Encouraging people to find out about ex gays isn’t the same as recognizing them as they describe themselves, i.e., as “happy content ex gays.” Normally, I’d definitely expect an apology or some kind of recognition, but ex gays and the ex gay movement are treated as a joke pretty much. And you will respond that they are a joke, but still, the point stands. The ex gay movement isn’t all that bad that one can’t recognize any good that they do. They are seen as one big farce.
Sorry – that post above should be addressed to IVAN, not EVAN 🙂
But that isn’t how the Ex Gay Movement would describe itself
I’m not sure what you mean by this.
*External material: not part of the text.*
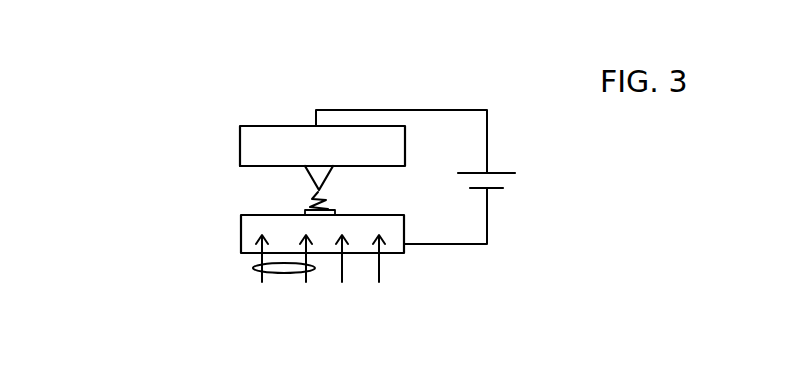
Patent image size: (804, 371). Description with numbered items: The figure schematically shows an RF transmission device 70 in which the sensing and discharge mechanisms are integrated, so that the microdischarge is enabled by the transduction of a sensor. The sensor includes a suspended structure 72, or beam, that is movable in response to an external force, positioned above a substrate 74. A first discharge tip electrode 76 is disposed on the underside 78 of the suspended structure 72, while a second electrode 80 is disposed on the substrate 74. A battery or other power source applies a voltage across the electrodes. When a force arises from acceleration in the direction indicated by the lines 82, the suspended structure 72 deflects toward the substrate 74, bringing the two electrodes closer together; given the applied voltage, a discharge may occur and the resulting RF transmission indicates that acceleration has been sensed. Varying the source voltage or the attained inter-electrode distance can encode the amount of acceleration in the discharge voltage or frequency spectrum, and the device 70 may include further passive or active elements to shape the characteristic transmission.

When I was talking about having problems with defining what Ex-Gay means, I was talking about the people within the movement itself – what are YOU talking about when you say the Ex-Gay Movement?
Ivan, when you describe ex-ex-gays as people who doesn’t recognize the existence of ex-gays that doesn’t match my experience.
On the contrary, all ex-gay survivors I know of encourage everyone to find out as much as possible about the ex-gay movement. Of course, much of the commentary is critical but when ex-gay leaders does things that doesn’t fit the “ex-gay movement is abusive to it’s core” story line I read about it on places like ex-gay watch and box turtle bulletin.
I think generally that criticism such as the one you present benefits from being specific and not general.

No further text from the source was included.